Downloadable music will also die. Spotify, or equivalent streaming services, have the clear killer feature downloadable music is missing - access to all music on any machine with an internet connection. Carrying around your data will seem antiquated really soon.
Edit: For the US readers I'd like to clarify that I don't count any other existing services as equal to Spotify, but there will surely be copycats soon. It is the iphone of streaming music applications if you like analogies.
I'm one of the 9 million new yorkers who take the subway to work every morning and work in midtown. If I had to rely on a net connection for music, photos, etc I would be without a great deal of the day. (During transit, at 5pm, in some office buildings.)
I also don't like the idea of renting, music, property or otherwise.
Memory will always be cheaper than bandwidth and far more pervasive. It makes no sense to download something, then 10 minutes download it again. We already have pervasive non-downloadable streams - it's called radio. It's still popular, but has never completely displaced having your own collection.

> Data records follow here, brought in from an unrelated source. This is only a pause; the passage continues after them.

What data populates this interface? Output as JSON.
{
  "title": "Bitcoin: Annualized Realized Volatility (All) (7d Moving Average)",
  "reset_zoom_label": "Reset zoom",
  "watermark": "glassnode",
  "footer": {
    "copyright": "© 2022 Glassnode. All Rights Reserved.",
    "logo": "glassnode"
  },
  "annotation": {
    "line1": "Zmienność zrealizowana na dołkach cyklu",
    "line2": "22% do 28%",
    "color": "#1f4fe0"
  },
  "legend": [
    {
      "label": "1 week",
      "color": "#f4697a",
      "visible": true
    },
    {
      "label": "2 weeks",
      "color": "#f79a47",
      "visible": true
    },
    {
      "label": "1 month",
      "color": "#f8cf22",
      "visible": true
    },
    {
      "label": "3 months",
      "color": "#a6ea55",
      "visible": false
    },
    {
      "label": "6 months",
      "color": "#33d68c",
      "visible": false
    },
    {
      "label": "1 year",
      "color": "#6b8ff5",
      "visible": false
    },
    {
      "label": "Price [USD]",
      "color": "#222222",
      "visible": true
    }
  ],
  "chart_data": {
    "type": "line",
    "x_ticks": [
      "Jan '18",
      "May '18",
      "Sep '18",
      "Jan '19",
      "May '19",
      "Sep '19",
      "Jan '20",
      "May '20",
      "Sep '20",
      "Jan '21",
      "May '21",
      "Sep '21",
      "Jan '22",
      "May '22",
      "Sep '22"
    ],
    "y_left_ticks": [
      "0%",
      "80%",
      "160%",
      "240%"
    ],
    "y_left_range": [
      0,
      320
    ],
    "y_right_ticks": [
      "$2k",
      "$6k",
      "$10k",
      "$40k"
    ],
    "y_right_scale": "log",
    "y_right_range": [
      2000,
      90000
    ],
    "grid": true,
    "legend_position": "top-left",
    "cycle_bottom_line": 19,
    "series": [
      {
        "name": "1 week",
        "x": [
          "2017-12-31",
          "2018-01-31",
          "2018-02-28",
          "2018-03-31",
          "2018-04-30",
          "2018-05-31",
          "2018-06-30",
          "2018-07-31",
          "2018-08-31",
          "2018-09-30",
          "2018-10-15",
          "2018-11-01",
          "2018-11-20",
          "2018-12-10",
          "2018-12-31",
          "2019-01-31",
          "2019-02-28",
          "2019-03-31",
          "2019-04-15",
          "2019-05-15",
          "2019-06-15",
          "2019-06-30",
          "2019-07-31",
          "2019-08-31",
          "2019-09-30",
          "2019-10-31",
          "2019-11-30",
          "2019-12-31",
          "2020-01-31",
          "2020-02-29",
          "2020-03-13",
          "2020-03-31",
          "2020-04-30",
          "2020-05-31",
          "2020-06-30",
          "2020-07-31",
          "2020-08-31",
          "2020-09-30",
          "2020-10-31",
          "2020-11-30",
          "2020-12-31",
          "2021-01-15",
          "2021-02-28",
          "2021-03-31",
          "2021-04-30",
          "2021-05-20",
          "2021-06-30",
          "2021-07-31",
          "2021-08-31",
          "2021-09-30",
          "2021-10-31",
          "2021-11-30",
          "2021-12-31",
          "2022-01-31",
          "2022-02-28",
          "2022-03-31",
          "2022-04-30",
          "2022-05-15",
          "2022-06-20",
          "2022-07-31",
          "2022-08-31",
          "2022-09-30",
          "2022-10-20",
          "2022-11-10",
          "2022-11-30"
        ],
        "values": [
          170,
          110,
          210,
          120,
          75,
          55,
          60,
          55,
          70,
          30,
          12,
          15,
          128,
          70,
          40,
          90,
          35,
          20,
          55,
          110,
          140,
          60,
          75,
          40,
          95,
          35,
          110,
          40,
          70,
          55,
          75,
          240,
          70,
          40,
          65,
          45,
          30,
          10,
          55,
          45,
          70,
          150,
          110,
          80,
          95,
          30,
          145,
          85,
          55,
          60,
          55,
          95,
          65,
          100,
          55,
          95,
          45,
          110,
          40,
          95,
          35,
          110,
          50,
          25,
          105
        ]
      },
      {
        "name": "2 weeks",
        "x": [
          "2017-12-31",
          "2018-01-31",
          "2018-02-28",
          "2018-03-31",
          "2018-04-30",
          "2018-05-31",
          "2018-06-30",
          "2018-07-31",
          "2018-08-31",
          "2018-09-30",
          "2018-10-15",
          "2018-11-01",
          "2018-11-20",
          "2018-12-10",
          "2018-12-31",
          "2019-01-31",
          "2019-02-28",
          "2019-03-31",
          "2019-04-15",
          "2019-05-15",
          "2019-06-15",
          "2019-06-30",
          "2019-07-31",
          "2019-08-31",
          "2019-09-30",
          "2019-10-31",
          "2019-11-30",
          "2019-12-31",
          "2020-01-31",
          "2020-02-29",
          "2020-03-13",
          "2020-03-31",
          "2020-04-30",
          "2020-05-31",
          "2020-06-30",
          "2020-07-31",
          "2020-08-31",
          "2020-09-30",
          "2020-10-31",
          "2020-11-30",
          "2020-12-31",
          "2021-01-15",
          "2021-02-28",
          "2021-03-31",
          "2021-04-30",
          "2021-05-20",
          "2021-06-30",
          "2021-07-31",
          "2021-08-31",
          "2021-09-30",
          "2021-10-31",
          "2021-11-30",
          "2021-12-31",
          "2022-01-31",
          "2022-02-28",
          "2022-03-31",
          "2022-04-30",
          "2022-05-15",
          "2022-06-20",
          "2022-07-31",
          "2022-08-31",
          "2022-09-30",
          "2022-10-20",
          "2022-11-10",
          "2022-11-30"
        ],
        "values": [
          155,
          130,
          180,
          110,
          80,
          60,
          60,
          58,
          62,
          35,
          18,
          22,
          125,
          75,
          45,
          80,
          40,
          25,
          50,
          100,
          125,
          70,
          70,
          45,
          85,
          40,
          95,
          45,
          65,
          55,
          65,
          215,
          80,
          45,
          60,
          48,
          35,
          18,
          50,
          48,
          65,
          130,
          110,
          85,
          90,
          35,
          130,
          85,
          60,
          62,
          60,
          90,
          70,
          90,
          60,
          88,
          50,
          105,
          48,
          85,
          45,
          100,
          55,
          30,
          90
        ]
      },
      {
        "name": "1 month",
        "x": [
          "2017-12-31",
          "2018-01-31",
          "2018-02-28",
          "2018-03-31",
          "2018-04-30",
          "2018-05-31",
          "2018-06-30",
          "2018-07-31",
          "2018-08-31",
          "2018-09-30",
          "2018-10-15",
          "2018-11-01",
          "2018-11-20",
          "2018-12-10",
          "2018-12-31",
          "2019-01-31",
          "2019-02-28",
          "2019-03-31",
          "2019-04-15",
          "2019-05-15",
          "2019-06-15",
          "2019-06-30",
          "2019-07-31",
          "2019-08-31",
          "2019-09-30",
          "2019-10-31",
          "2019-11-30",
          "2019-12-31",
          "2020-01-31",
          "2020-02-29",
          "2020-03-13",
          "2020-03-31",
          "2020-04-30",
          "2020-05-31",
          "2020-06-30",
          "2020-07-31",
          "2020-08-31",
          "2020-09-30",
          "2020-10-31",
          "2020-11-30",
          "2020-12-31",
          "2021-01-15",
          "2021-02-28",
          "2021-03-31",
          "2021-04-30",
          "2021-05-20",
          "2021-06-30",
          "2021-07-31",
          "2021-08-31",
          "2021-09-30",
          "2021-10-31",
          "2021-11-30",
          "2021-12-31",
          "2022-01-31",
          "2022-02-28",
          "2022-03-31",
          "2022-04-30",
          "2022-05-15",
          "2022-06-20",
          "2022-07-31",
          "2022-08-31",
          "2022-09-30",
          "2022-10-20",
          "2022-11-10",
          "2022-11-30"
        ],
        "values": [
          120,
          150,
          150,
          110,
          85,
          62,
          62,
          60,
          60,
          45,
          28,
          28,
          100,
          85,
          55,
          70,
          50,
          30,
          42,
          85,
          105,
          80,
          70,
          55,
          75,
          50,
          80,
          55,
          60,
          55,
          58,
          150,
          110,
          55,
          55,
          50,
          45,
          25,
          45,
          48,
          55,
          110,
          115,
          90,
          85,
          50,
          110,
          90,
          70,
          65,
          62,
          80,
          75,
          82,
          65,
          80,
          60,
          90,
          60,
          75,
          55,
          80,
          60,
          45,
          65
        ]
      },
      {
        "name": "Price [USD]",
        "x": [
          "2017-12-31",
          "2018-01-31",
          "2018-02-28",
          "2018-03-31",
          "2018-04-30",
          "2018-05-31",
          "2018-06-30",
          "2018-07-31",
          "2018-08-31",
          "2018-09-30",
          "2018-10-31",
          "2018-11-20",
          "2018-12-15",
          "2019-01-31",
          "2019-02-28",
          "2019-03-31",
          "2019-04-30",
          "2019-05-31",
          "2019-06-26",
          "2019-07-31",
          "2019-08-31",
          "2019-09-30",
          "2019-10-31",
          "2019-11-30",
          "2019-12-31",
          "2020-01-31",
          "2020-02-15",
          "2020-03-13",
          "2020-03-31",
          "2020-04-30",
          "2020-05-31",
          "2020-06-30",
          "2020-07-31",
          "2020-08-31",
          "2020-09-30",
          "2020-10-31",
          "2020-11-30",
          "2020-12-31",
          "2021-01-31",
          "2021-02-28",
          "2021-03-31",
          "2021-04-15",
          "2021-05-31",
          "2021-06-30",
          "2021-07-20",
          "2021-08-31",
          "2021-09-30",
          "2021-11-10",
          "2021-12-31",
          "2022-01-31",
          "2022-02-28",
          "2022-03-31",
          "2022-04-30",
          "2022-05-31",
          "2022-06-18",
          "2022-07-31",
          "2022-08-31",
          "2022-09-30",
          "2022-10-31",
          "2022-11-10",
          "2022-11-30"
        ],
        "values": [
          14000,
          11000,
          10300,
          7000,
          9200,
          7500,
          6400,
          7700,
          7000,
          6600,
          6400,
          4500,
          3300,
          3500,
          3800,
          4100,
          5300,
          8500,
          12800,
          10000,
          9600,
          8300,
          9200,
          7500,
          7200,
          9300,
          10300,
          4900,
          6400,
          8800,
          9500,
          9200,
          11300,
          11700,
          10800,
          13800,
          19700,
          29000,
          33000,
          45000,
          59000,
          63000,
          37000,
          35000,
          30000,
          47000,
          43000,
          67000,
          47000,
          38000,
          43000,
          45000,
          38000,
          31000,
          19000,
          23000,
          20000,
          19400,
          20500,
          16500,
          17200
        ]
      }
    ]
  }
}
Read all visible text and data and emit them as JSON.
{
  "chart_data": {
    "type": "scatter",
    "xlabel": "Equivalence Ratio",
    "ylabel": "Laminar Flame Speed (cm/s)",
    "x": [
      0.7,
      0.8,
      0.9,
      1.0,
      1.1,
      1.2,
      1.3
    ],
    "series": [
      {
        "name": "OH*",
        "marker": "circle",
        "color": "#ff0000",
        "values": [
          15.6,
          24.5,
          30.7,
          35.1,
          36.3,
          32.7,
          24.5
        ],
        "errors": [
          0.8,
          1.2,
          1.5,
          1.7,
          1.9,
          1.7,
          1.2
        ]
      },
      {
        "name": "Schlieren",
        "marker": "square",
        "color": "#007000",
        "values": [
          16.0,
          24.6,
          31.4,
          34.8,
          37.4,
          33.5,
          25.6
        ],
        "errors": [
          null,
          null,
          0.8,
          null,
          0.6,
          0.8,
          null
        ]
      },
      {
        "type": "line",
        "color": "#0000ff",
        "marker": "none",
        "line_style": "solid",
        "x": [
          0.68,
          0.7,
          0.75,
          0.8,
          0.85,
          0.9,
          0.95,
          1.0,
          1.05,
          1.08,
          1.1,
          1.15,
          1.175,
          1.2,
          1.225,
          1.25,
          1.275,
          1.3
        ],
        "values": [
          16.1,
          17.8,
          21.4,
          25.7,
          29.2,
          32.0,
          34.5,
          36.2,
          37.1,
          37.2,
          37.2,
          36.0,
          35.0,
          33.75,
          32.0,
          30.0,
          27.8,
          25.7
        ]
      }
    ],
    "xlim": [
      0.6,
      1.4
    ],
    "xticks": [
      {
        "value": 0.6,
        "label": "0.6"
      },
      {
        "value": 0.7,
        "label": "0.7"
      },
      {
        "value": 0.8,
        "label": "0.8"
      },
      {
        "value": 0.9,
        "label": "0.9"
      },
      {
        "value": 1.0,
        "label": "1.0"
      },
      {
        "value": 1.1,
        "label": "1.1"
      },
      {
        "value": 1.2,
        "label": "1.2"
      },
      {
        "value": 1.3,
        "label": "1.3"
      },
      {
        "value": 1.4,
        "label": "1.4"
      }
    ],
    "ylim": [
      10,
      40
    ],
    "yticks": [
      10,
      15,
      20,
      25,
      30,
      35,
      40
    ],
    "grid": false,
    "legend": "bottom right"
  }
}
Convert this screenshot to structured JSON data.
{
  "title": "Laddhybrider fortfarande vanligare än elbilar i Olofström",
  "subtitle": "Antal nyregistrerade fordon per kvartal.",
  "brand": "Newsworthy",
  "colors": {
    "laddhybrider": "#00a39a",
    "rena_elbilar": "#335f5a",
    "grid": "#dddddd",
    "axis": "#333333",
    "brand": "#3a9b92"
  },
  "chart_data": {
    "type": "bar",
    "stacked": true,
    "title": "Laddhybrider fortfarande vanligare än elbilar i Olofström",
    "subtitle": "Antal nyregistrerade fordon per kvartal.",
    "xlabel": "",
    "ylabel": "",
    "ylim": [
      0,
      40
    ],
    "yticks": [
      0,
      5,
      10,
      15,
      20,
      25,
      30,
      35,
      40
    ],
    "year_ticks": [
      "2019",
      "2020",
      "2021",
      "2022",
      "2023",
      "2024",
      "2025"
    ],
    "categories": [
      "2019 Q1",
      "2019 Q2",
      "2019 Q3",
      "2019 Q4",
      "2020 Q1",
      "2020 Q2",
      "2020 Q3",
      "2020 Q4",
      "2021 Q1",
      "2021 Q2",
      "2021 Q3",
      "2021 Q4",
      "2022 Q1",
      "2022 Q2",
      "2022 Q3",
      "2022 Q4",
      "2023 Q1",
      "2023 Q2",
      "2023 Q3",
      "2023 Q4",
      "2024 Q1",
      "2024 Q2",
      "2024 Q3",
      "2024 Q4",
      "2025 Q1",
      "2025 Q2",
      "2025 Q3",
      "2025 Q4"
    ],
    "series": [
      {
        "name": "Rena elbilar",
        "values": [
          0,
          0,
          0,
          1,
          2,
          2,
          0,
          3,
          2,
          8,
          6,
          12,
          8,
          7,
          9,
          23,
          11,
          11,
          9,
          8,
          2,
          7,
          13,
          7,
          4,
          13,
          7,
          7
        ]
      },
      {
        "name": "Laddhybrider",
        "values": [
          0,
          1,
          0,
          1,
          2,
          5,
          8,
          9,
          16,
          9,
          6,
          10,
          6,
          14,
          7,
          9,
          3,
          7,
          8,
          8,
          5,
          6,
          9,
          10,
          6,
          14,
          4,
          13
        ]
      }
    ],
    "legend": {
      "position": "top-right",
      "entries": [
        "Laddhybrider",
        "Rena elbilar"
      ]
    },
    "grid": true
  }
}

One of the killer uses of digital music is the ability to have a miles-long playlist for long road/plane trips. Downloadable streams cannot possibly service this market cheaper than a solid-state memory device. Wherever you have a market segment that needs two devices, the one that combines both always wins. So the future is an iPod that can stream if necessary - which we already have in the iPhone.
Edit: For the US readers I'd like to clarify that I don't count any other existing services as equal to Spotify, but there will surely be copycats soon. It is the iphone of streaming music applications if you like analogies.